TLDR
- Arthur Hayes says Bitcoin cycles are controlled by Federal Reserve and Chinese central bank monetary policy, not four-year timing patterns
- Previous Bitcoin bull markets ended when central banks tightened money supply, not because of halving schedules
- Current market conditions include $2.5 trillion Treasury injection, Fed rate cuts, and Trump administration easier monetary policy
- China is ending deflationary policies, removing a key factor that ended previous cycles
- Hayes predicts Bitcoin will continue rising as US and Chinese policymakers increase money supply
BitMEX co-founder Arthur Hayes has rejected the popular four-year Bitcoin cycle theory. In a detailed blog post, Hayes explained that cryptocurrency price movements follow monetary policy decisions, not predictable timing patterns.
The four-year cycle theory suggests Bitcoin bull markets align with halving events. Hayes dismisses this concept as outdated and inaccurate.
Hayes argues that Bitcoin prices respond to changes in USD and Chinese yuan money supply. Central bank decisions drive crypto markets more than any other factor.
Historical Cycles Followed Money Supply
Hayes examined past Bitcoin cycles to support his argument. The first major bull run occurred alongside Federal Reserve quantitative easing and Chinese credit expansion.
That rally ended in late 2013 when both central banks reduced money printing. The second cycle in 2015 was powered by yuan credit expansion and currency devaluation.
Bitcoin crashed when Chinese credit growth slowed and the Fed tightened conditions. The third cycle during COVID-19 ran primarily on US dollar liquidity.
China maintained tight monetary policy during that period. The rally collapsed when the Federal Reserve began raising rates in late 2021.
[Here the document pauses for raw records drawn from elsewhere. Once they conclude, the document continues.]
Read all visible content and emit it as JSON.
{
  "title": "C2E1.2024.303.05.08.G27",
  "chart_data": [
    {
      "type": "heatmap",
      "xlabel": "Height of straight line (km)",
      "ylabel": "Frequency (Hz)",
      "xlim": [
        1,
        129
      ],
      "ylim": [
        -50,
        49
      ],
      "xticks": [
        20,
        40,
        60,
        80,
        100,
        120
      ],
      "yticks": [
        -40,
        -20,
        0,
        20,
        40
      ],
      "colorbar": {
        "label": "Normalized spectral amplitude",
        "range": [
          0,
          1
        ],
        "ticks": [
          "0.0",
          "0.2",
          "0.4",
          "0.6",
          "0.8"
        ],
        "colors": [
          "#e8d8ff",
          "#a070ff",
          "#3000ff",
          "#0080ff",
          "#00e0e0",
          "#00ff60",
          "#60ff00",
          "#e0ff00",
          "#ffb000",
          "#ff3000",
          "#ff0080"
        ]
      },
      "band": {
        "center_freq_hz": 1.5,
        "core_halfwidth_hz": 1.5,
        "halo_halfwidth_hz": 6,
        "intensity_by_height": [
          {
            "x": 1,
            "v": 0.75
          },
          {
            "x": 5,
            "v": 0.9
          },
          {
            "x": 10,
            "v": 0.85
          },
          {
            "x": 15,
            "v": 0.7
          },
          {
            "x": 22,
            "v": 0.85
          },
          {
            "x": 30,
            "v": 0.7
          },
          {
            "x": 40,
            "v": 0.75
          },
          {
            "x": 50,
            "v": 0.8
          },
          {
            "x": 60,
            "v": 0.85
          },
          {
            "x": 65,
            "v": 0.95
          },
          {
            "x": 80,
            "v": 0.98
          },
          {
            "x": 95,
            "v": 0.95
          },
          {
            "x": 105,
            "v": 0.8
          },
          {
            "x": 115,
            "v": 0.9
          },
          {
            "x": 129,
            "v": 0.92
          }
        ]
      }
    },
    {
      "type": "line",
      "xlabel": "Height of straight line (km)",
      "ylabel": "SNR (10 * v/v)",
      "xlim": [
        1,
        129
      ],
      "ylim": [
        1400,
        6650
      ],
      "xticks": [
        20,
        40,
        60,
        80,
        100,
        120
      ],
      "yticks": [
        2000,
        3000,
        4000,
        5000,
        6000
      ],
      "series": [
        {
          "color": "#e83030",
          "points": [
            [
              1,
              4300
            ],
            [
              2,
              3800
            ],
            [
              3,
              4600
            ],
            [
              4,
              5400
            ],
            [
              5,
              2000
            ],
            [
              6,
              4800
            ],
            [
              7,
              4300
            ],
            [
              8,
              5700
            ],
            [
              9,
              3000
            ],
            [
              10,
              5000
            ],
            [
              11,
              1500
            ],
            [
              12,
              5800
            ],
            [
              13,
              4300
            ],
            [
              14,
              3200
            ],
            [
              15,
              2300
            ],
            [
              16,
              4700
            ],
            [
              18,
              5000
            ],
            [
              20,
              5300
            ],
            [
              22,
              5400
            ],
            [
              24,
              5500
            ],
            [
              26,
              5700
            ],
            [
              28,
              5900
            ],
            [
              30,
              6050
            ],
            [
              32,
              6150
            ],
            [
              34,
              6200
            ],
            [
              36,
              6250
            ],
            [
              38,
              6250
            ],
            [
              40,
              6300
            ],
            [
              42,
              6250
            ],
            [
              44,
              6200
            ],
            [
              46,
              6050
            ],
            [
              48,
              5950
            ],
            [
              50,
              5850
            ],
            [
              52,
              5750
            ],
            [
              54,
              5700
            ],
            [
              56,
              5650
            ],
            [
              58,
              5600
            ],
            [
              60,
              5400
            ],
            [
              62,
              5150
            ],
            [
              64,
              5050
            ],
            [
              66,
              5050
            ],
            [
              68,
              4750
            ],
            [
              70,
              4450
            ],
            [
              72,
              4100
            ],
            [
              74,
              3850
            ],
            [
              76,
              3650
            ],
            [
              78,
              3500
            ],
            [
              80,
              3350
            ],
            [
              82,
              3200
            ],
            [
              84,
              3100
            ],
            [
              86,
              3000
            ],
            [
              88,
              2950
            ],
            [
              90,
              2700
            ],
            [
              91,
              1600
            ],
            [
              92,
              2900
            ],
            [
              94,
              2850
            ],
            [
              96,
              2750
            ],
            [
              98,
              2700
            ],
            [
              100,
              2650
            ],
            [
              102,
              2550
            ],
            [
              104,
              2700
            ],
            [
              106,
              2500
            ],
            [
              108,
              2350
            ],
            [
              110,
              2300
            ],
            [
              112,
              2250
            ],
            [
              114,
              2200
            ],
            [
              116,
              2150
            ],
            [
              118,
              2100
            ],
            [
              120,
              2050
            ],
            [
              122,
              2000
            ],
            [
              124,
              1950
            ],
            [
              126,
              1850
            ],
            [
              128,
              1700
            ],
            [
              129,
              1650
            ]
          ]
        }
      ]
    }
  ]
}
Why This Cycle is Different
Hayes identifies multiple factors creating unique market conditions. The US Treasury is moving $2.5 trillion from the Fed’s Reverse Repo program into financial markets through increased Treasury bill issuance.
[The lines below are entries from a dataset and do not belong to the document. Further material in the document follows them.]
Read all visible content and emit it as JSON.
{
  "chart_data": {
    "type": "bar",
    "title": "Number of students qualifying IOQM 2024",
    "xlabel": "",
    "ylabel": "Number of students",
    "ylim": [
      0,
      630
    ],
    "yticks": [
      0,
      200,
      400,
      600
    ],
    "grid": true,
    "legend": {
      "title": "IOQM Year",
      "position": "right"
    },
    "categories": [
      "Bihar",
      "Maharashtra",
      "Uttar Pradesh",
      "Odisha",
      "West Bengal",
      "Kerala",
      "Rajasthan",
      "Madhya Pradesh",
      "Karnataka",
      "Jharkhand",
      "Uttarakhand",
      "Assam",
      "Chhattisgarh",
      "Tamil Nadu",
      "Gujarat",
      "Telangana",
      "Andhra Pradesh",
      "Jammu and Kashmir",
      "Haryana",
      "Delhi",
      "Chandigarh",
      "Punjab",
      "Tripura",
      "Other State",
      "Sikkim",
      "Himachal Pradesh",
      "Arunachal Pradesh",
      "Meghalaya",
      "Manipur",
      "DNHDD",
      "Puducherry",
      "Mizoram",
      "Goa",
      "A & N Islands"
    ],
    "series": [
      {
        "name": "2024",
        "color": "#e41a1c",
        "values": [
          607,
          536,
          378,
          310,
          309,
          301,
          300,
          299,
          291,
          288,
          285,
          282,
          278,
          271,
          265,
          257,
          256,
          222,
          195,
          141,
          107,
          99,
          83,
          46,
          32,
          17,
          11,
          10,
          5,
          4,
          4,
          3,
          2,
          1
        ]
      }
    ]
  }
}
President Trump is pushing for easier monetary policy to reduce debt burdens. Bank deregulation plans aim to boost lending capacity across the financial system.
The Federal Reserve has resumed cutting interest rates despite inflation exceeding target levels. CME futures markets indicate 94% probability of an October rate cut and 80% chance of a December cut.
These policy shifts create conditions that differ from previous cycles. Traditional four-year patterns do not account for these changes.
China’s Policy Reversal
Hayes notes China will not drive this rally as strongly as past cycles. However, Chinese policymakers are abandoning deflationary policies in favor of neutral or mildly expansionary approaches.
This policy reversal removes a major headwind that ended previous bull markets. US monetary expansion can now push Bitcoin higher without Chinese deflation counteracting the effect.
Hayes stated that policymakers in Washington and Beijing are clearly indicating cheaper and more abundant money. Bitcoin prices reflect expectations of this policy direction.
Some market analysts maintain belief in cyclical patterns. Onchain analytics firm Glassnode reported in August that Bitcoin price action resembles historical patterns.
Gemini’s APAC head Saad Ahmed told reporters he expects some form of cycle to continue. Hayes maintains that monetary conditions will determine Bitcoin’s future price movements regardless of timing theories.